Clare native posthumously awarded prestigious humanitarian award
Mick (Michael ) Ryan, Global Deputy Chief, World Food Programme Engineering. Michael was a fatality in the Ethiopian Airline plane that crashed shortly after take-off from Addis Ababa, killing all on board.
A Clare native and engineer for the UN World Food Programme who died in a plane crash last year has been awarded the Irish Red Cross Humanitarian award for 2020.
Mick Ryan, who lived with his wife Naoise and their two children in Cork, was killed in an Ethiopian Airlines crash on March 10 last year. His flight from Addis Ababa went down minutes after take-off.
He had relocated to Rome before his death to work in the UN's Italian headquarters. He was due to turn 40 in the month he died.
Mr Ryan was posthumously appointed chief engineer of the UN World Food programme following the crash.
In the aftermath of his death the UN said that Mr Ryan saved hundreds of lives arising out of his extraordinary intellect and his relentless work ethic.
Michael worked tirelessly for populations in difficulty abroad.
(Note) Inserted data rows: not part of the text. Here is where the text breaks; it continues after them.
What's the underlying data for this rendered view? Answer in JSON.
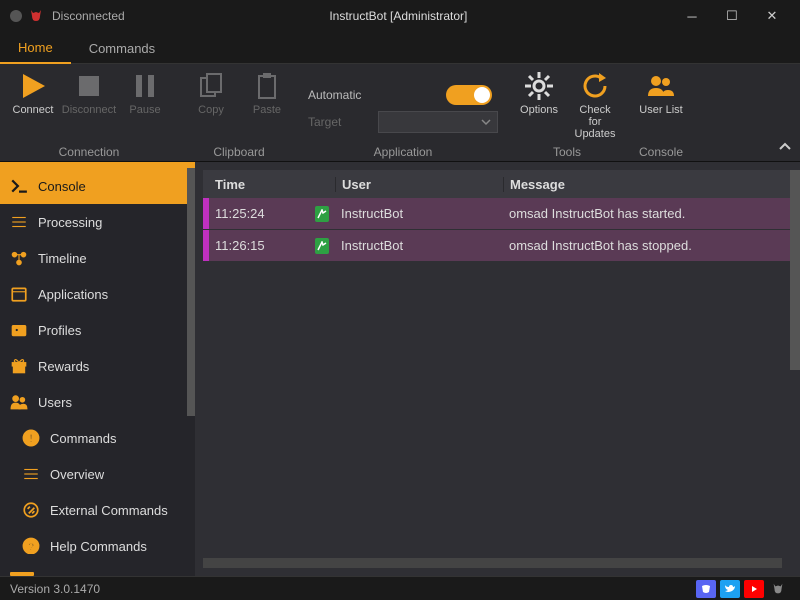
{
  "window": {
    "status": "Disconnected",
    "title": "InstructBot [Administrator]"
  },
  "tabs": [
    {
      "label": "Home",
      "active": true
    },
    {
      "label": "Commands",
      "active": false
    }
  ],
  "ribbon": {
    "connection": {
      "label": "Connection",
      "connect": "Connect",
      "disconnect": "Disconnect",
      "pause": "Pause"
    },
    "clipboard": {
      "label": "Clipboard",
      "copy": "Copy",
      "paste": "Paste"
    },
    "application": {
      "label": "Application",
      "automatic": "Automatic",
      "target": "Target"
    },
    "tools": {
      "label": "Tools",
      "options": "Options",
      "checkupdates": "Check for Updates"
    },
    "console": {
      "label": "Console",
      "userlist": "User List"
    }
  },
  "sidebar": {
    "items": [
      {
        "label": "Console",
        "icon": "terminal",
        "active": true
      },
      {
        "label": "Processing",
        "icon": "processing"
      },
      {
        "label": "Timeline",
        "icon": "timeline"
      },
      {
        "label": "Applications",
        "icon": "applications"
      },
      {
        "label": "Profiles",
        "icon": "profiles"
      },
      {
        "label": "Rewards",
        "icon": "rewards"
      },
      {
        "label": "Users",
        "icon": "users"
      },
      {
        "label": "Commands",
        "icon": "commands",
        "indent": true
      },
      {
        "label": "Overview",
        "icon": "overview",
        "indent": true
      },
      {
        "label": "External Commands",
        "icon": "external",
        "indent": true
      },
      {
        "label": "Help Commands",
        "icon": "help",
        "indent": true
      }
    ]
  },
  "table": {
    "headers": {
      "time": "Time",
      "user": "User",
      "message": "Message"
    },
    "rows": [
      {
        "time": "11:25:24",
        "user": "InstructBot",
        "message": "omsad InstructBot has started."
      },
      {
        "time": "11:26:15",
        "user": "InstructBot",
        "message": "omsad InstructBot has stopped."
      }
    ]
  },
  "statusbar": {
    "version": "Version 3.0.1470"
  }
}
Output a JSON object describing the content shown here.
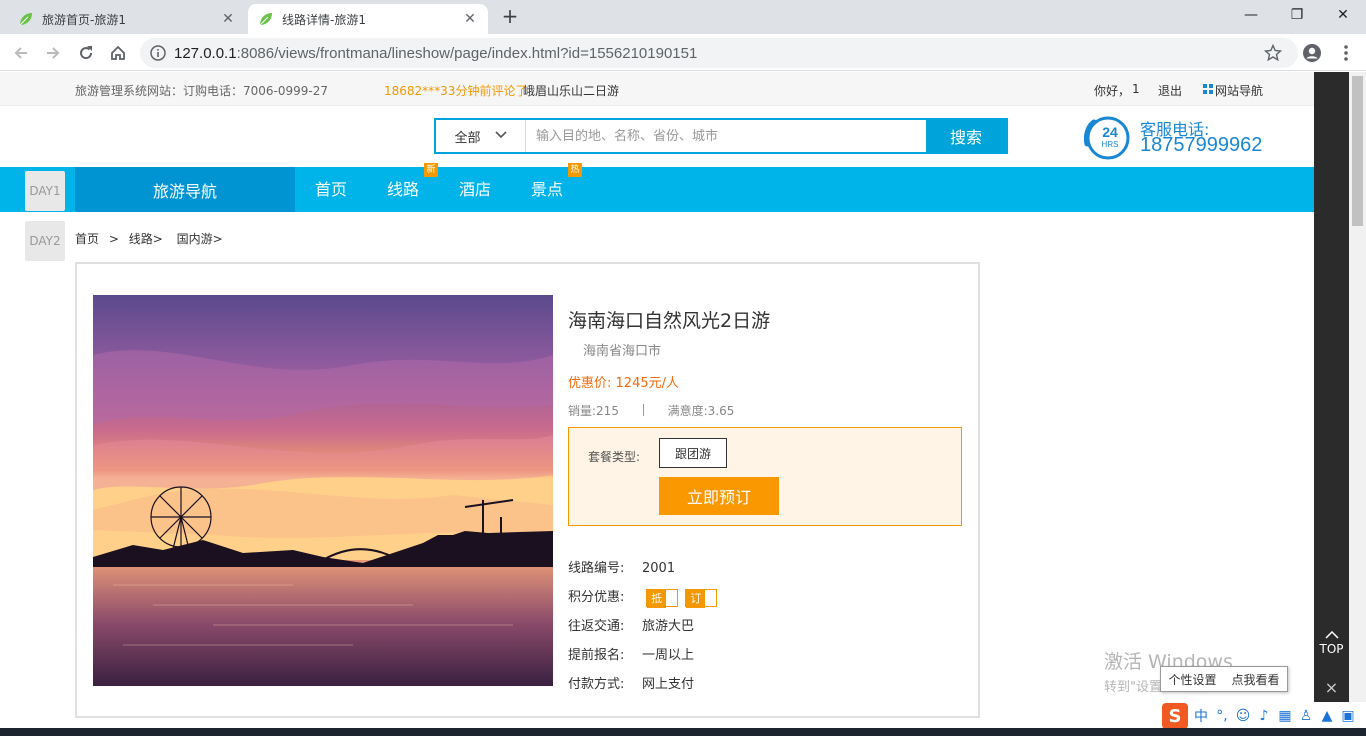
{
  "browser": {
    "tabs": [
      {
        "title": "旅游首页-旅游1",
        "active": false
      },
      {
        "title": "线路详情-旅游1",
        "active": true
      }
    ],
    "url_host": "127.0.0.1",
    "url_rest": ":8086/views/frontmana/lineshow/page/index.html?id=1556210190151",
    "icons": [
      "back-icon",
      "forward-icon",
      "reload-icon",
      "home-icon",
      "info-icon",
      "star-icon",
      "account-icon",
      "menu-icon"
    ]
  },
  "topbar": {
    "site_info": "旅游管理系统网站：订购电话：7006-0999-27",
    "ticker_user": "18682***33分钟前评论了",
    "ticker_item": "峨眉山乐山二日游",
    "greeting": "你好，",
    "username": "1",
    "logout": "退出",
    "site_nav": "网站导航"
  },
  "search": {
    "category": "全部",
    "placeholder": "输入目的地、名称、省份、城市",
    "button": "搜索"
  },
  "hotline": {
    "label": "客服电话:",
    "number": "18757999962",
    "badge_top": "24",
    "badge_bottom": "HRS"
  },
  "nav": {
    "guide": "旅游导航",
    "items": [
      {
        "label": "首页",
        "badge": ""
      },
      {
        "label": "线路",
        "badge": "新"
      },
      {
        "label": "酒店",
        "badge": ""
      },
      {
        "label": "景点",
        "badge": "热"
      }
    ]
  },
  "days": [
    "DAY1",
    "DAY2"
  ],
  "breadcrumb": [
    "首页",
    ">",
    "线路>",
    "国内游>"
  ],
  "line": {
    "title": "海南海口自然风光2日游",
    "location": "海南省海口市",
    "price_label": "优惠价:",
    "price": "1245元/人",
    "sales_label": "销量:",
    "sales": "215",
    "satisfaction_label": "满意度:",
    "satisfaction": "3.65",
    "package_label": "套餐类型:",
    "package": "跟团游",
    "book_button": "立即预订",
    "meta": [
      {
        "key": "线路编号:",
        "value": "2001"
      },
      {
        "key": "积分优惠:",
        "value": ""
      },
      {
        "key": "往返交通:",
        "value": "旅游大巴"
      },
      {
        "key": "提前报名:",
        "value": "一周以上"
      },
      {
        "key": "付款方式:",
        "value": "网上支付"
      }
    ],
    "points_pills": [
      "抵",
      "订"
    ]
  },
  "side": {
    "top": "TOP",
    "close": "×"
  },
  "watermark": {
    "line1": "激活 Windows",
    "line2": "转到\"设置\"以激活 Windows。"
  },
  "ime": {
    "tip_left": "个性设置",
    "tip_right": "点我看看",
    "logo": "S",
    "lang": "中"
  },
  "colors": {
    "brand": "#00b4ea",
    "brand_dark": "#0094d3",
    "accent": "#f99800",
    "price": "#f56a0b"
  }
}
He used his engineering skills to establish roads or connections between areas that were in trouble arising out of flooding or war.
Mr Ryan was named the Humanitarian of the Year having been nominated alongside Aubrey McCarthy of Tiglin and Avril Patterson of the International Committee of the Red Cross.
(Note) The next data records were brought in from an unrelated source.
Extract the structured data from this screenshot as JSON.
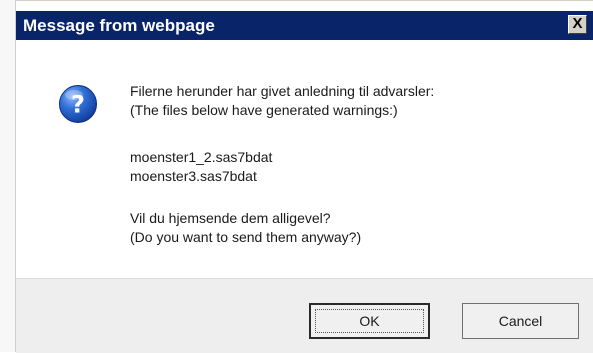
{
  "dialog": {
    "title": "Message from webpage",
    "close_label": "X",
    "icon": "question-icon",
    "title_bar_color": "#0a246a"
  },
  "message": {
    "intro_line_1": "Filerne herunder har givet anledning til advarsler:",
    "intro_line_2": "(The files below have generated warnings:)",
    "files": [
      "moenster1_2.sas7bdat",
      "moenster3.sas7bdat"
    ],
    "question_line_1": "Vil du hjemsende dem alligevel?",
    "question_line_2": "(Do you want to send them anyway?)"
  },
  "buttons": {
    "ok_label": "OK",
    "cancel_label": "Cancel"
  }
}
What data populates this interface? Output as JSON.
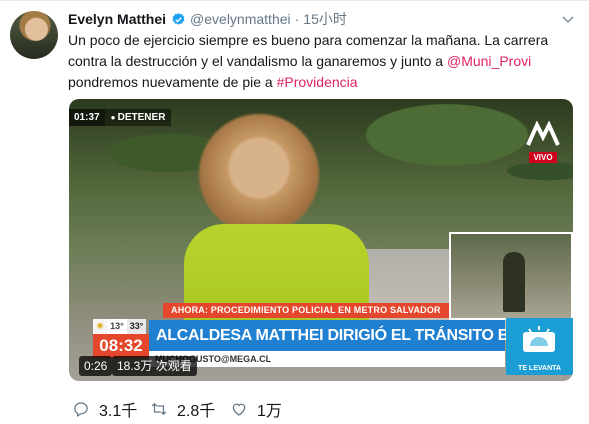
{
  "tweet": {
    "author_name": "Evelyn Matthei",
    "handle": "@evelynmatthei",
    "separator": "·",
    "time": "15小时",
    "text_parts": [
      {
        "text": "Un poco de ejercicio siempre es bueno para comenzar la mañana. La carrera contra la destrucción y el vandalismo la ganaremos y junto a ",
        "link": false
      },
      {
        "text": "@Muni_Provi",
        "link": true
      },
      {
        "text": " pondremos nuevamente de pie a ",
        "link": false
      },
      {
        "text": "#Providencia",
        "link": true
      }
    ],
    "icons": {
      "verified": "verified-badge-icon",
      "caret": "chevron-down-icon"
    }
  },
  "video": {
    "overlay_time": "01:37",
    "overlay_action": "DETENER",
    "channel_live": "VIVO",
    "ticker": "AHORA: PROCEDIMIENTO POLICIAL EN METRO SALVADOR",
    "weather_low": "13°",
    "weather_high": "33°",
    "clock": "08:32",
    "headline": "ALCALDESA MATTHEI DIRIGIÓ EL TRÁNSITO EN PROVIDENCIA",
    "email": "MUCHOGUSTO@MEGA.CL",
    "corner_label": "TE LEVANTA",
    "duration": "0:26",
    "views": "18.3万 次观看"
  },
  "actions": {
    "reply_count": "3.1千",
    "retweet_count": "2.8千",
    "like_count": "1万"
  },
  "colors": {
    "link": "#e0245e",
    "verified": "#1da1f2",
    "muted": "#657786"
  }
}
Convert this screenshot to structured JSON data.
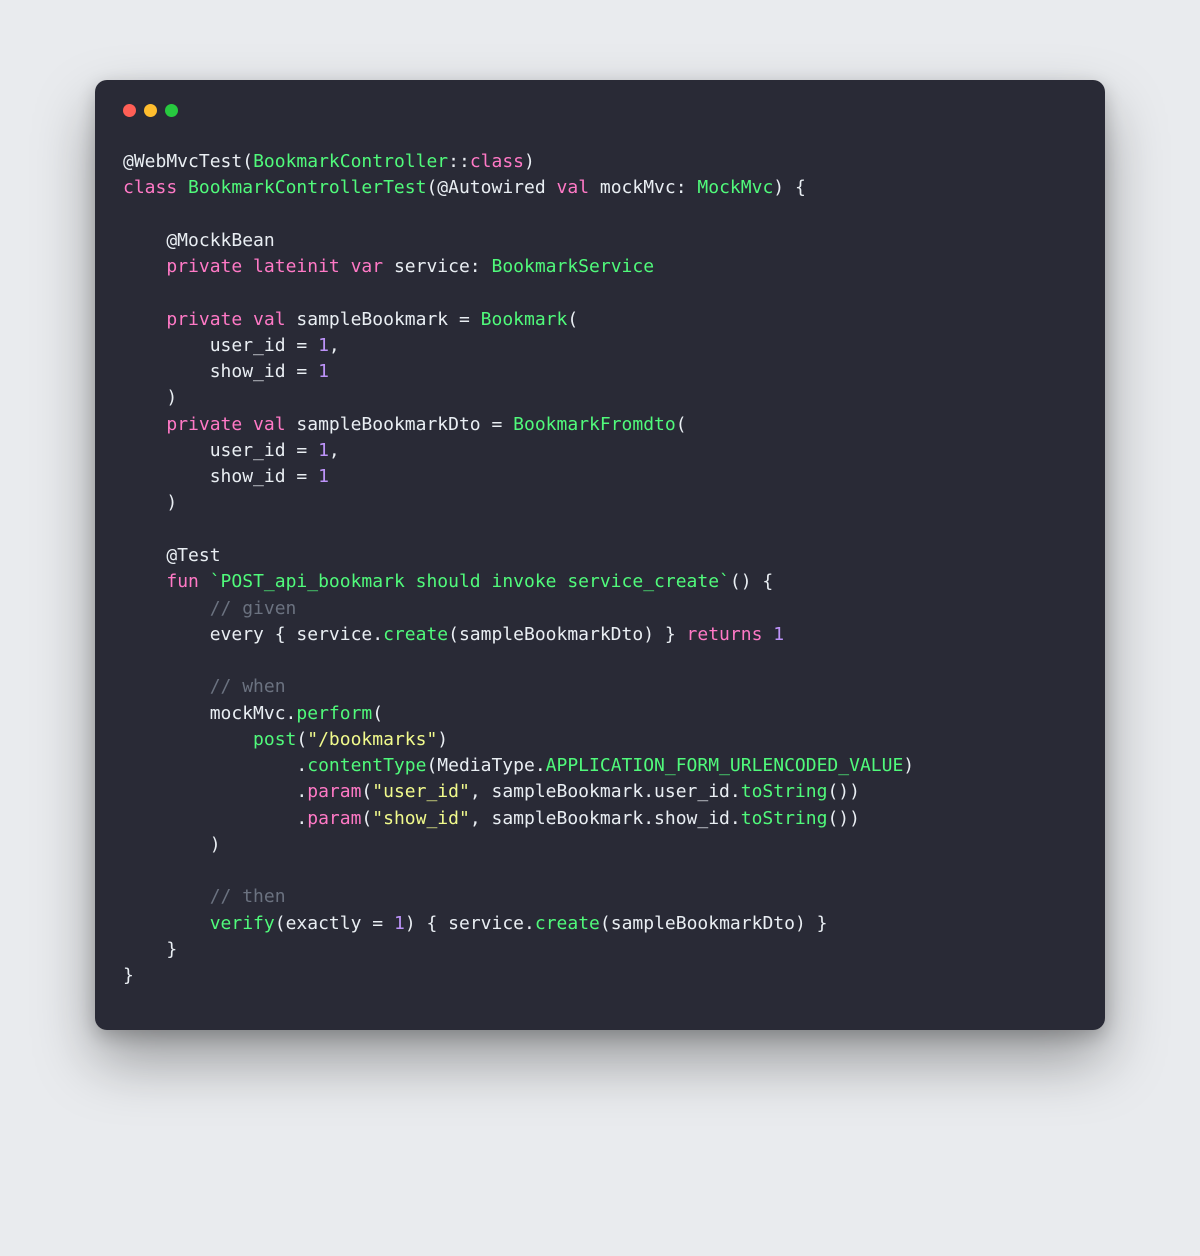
{
  "window": {
    "traffic": {
      "red": "#ff5f56",
      "yellow": "#ffbd2e",
      "green": "#27c93f"
    }
  },
  "code": {
    "tokens": [
      {
        "t": "@WebMvcTest",
        "c": "c-ann"
      },
      {
        "t": "(",
        "c": "c-punc"
      },
      {
        "t": "BookmarkController",
        "c": "c-fn"
      },
      {
        "t": "::",
        "c": "c-punc"
      },
      {
        "t": "class",
        "c": "c-kw"
      },
      {
        "t": ")",
        "c": "c-punc"
      },
      {
        "t": "\n"
      },
      {
        "t": "class ",
        "c": "c-kw"
      },
      {
        "t": "BookmarkControllerTest",
        "c": "c-fn"
      },
      {
        "t": "(",
        "c": "c-punc"
      },
      {
        "t": "@Autowired ",
        "c": "c-ann"
      },
      {
        "t": "val ",
        "c": "c-kw"
      },
      {
        "t": "mockMvc",
        "c": "c-id"
      },
      {
        "t": ": ",
        "c": "c-punc"
      },
      {
        "t": "MockMvc",
        "c": "c-fn"
      },
      {
        "t": ") {",
        "c": "c-punc"
      },
      {
        "t": "\n"
      },
      {
        "t": "\n"
      },
      {
        "t": "    @MockkBean",
        "c": "c-ann"
      },
      {
        "t": "\n"
      },
      {
        "t": "    ",
        "c": ""
      },
      {
        "t": "private lateinit var ",
        "c": "c-kw"
      },
      {
        "t": "service",
        "c": "c-id"
      },
      {
        "t": ": ",
        "c": "c-punc"
      },
      {
        "t": "BookmarkService",
        "c": "c-fn"
      },
      {
        "t": "\n"
      },
      {
        "t": "\n"
      },
      {
        "t": "    ",
        "c": ""
      },
      {
        "t": "private val ",
        "c": "c-kw"
      },
      {
        "t": "sampleBookmark ",
        "c": "c-id"
      },
      {
        "t": "= ",
        "c": "c-punc"
      },
      {
        "t": "Bookmark",
        "c": "c-fn"
      },
      {
        "t": "(",
        "c": "c-punc"
      },
      {
        "t": "\n"
      },
      {
        "t": "        user_id ",
        "c": "c-id"
      },
      {
        "t": "= ",
        "c": "c-punc"
      },
      {
        "t": "1",
        "c": "c-num"
      },
      {
        "t": ",",
        "c": "c-punc"
      },
      {
        "t": "\n"
      },
      {
        "t": "        show_id ",
        "c": "c-id"
      },
      {
        "t": "= ",
        "c": "c-punc"
      },
      {
        "t": "1",
        "c": "c-num"
      },
      {
        "t": "\n"
      },
      {
        "t": "    )",
        "c": "c-punc"
      },
      {
        "t": "\n"
      },
      {
        "t": "    ",
        "c": ""
      },
      {
        "t": "private val ",
        "c": "c-kw"
      },
      {
        "t": "sampleBookmarkDto ",
        "c": "c-id"
      },
      {
        "t": "= ",
        "c": "c-punc"
      },
      {
        "t": "BookmarkFromdto",
        "c": "c-fn"
      },
      {
        "t": "(",
        "c": "c-punc"
      },
      {
        "t": "\n"
      },
      {
        "t": "        user_id ",
        "c": "c-id"
      },
      {
        "t": "= ",
        "c": "c-punc"
      },
      {
        "t": "1",
        "c": "c-num"
      },
      {
        "t": ",",
        "c": "c-punc"
      },
      {
        "t": "\n"
      },
      {
        "t": "        show_id ",
        "c": "c-id"
      },
      {
        "t": "= ",
        "c": "c-punc"
      },
      {
        "t": "1",
        "c": "c-num"
      },
      {
        "t": "\n"
      },
      {
        "t": "    )",
        "c": "c-punc"
      },
      {
        "t": "\n"
      },
      {
        "t": "\n"
      },
      {
        "t": "    @Test",
        "c": "c-ann"
      },
      {
        "t": "\n"
      },
      {
        "t": "    ",
        "c": ""
      },
      {
        "t": "fun ",
        "c": "c-kw"
      },
      {
        "t": "`POST_api_bookmark should invoke service_create`",
        "c": "c-fn"
      },
      {
        "t": "() {",
        "c": "c-punc"
      },
      {
        "t": "\n"
      },
      {
        "t": "        ",
        "c": ""
      },
      {
        "t": "// given",
        "c": "c-cmt"
      },
      {
        "t": "\n"
      },
      {
        "t": "        every { service.",
        "c": "c-id"
      },
      {
        "t": "create",
        "c": "c-fn"
      },
      {
        "t": "(sampleBookmarkDto) } ",
        "c": "c-id"
      },
      {
        "t": "returns ",
        "c": "c-kw"
      },
      {
        "t": "1",
        "c": "c-num"
      },
      {
        "t": "\n"
      },
      {
        "t": "\n"
      },
      {
        "t": "        ",
        "c": ""
      },
      {
        "t": "// when",
        "c": "c-cmt"
      },
      {
        "t": "\n"
      },
      {
        "t": "        mockMvc.",
        "c": "c-id"
      },
      {
        "t": "perform",
        "c": "c-fn"
      },
      {
        "t": "(",
        "c": "c-punc"
      },
      {
        "t": "\n"
      },
      {
        "t": "            ",
        "c": ""
      },
      {
        "t": "post",
        "c": "c-fn"
      },
      {
        "t": "(",
        "c": "c-punc"
      },
      {
        "t": "\"/bookmarks\"",
        "c": "c-str"
      },
      {
        "t": ")",
        "c": "c-punc"
      },
      {
        "t": "\n"
      },
      {
        "t": "                .",
        "c": "c-punc"
      },
      {
        "t": "contentType",
        "c": "c-fn"
      },
      {
        "t": "(MediaType.",
        "c": "c-id"
      },
      {
        "t": "APPLICATION_FORM_URLENCODED_VALUE",
        "c": "c-fn"
      },
      {
        "t": ")",
        "c": "c-punc"
      },
      {
        "t": "\n"
      },
      {
        "t": "                .",
        "c": "c-punc"
      },
      {
        "t": "param",
        "c": "c-kw"
      },
      {
        "t": "(",
        "c": "c-punc"
      },
      {
        "t": "\"user_id\"",
        "c": "c-str"
      },
      {
        "t": ", sampleBookmark.user_id.",
        "c": "c-id"
      },
      {
        "t": "toString",
        "c": "c-fn"
      },
      {
        "t": "())",
        "c": "c-punc"
      },
      {
        "t": "\n"
      },
      {
        "t": "                .",
        "c": "c-punc"
      },
      {
        "t": "param",
        "c": "c-kw"
      },
      {
        "t": "(",
        "c": "c-punc"
      },
      {
        "t": "\"show_id\"",
        "c": "c-str"
      },
      {
        "t": ", sampleBookmark.show_id.",
        "c": "c-id"
      },
      {
        "t": "toString",
        "c": "c-fn"
      },
      {
        "t": "())",
        "c": "c-punc"
      },
      {
        "t": "\n"
      },
      {
        "t": "        )",
        "c": "c-punc"
      },
      {
        "t": "\n"
      },
      {
        "t": "\n"
      },
      {
        "t": "        ",
        "c": ""
      },
      {
        "t": "// then",
        "c": "c-cmt"
      },
      {
        "t": "\n"
      },
      {
        "t": "        ",
        "c": ""
      },
      {
        "t": "verify",
        "c": "c-fn"
      },
      {
        "t": "(exactly ",
        "c": "c-id"
      },
      {
        "t": "= ",
        "c": "c-punc"
      },
      {
        "t": "1",
        "c": "c-num"
      },
      {
        "t": ") { service.",
        "c": "c-id"
      },
      {
        "t": "create",
        "c": "c-fn"
      },
      {
        "t": "(sampleBookmarkDto) }",
        "c": "c-id"
      },
      {
        "t": "\n"
      },
      {
        "t": "    }",
        "c": "c-punc"
      },
      {
        "t": "\n"
      },
      {
        "t": "}",
        "c": "c-punc"
      }
    ]
  }
}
The awards ceremony was held virtually.
Naoise Connolly accepted the award on behalf of her late husband who had dedicated his life to humanitarian work overseas.
"Mick believed that engineering was about people and people were at the heart of everything that he did. From the time we met at college he really believed he could make a difference in the world and he had the skills and talent to make that happen.
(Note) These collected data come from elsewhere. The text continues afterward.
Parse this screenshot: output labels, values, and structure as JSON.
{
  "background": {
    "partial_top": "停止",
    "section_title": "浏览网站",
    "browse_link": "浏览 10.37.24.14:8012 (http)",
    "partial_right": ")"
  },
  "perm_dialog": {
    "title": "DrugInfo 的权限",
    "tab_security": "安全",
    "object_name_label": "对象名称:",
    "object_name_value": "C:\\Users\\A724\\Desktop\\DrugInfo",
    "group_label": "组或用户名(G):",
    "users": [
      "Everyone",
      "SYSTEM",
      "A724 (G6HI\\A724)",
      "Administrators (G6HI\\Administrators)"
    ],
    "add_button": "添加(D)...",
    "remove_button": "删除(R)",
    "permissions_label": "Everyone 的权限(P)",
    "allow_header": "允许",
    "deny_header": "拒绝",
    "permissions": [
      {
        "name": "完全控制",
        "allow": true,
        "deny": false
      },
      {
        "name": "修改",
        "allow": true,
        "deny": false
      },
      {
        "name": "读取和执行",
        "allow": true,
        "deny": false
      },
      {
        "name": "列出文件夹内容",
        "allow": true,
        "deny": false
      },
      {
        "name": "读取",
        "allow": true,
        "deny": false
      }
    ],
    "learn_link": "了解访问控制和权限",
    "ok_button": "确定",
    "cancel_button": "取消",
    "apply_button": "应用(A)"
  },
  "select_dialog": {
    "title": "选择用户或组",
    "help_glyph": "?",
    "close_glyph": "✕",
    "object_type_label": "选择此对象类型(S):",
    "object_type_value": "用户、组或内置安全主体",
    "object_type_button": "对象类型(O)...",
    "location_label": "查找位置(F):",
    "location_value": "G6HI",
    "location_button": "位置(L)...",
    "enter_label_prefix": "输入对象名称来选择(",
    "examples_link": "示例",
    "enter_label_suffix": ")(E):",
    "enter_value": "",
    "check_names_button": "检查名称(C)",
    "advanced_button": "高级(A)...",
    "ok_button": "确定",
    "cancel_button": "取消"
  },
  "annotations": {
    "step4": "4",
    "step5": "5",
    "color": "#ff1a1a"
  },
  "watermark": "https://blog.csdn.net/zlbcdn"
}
"But really, the reason that Mick was able to achieve all that he did was because he was intuitive about people, he was able to motivate them and have them share his enthusiasm and he did it all with such fun and laughter."
The Irish deputy chief engineer with the United Nations World Food Programme was one of 157 passengers from more than 30 countries on board an Ethiopian Airlines flight which crashed minutes after take-off en route from Addis Ababa in Ethiopia to Nairobi in Kenya.
The aircraft was a Boeing 737 Max. Aviation regulators grounded this aircraft model after the crash. It was the second Boeing 737 Max aircraft to crash in the space of four months.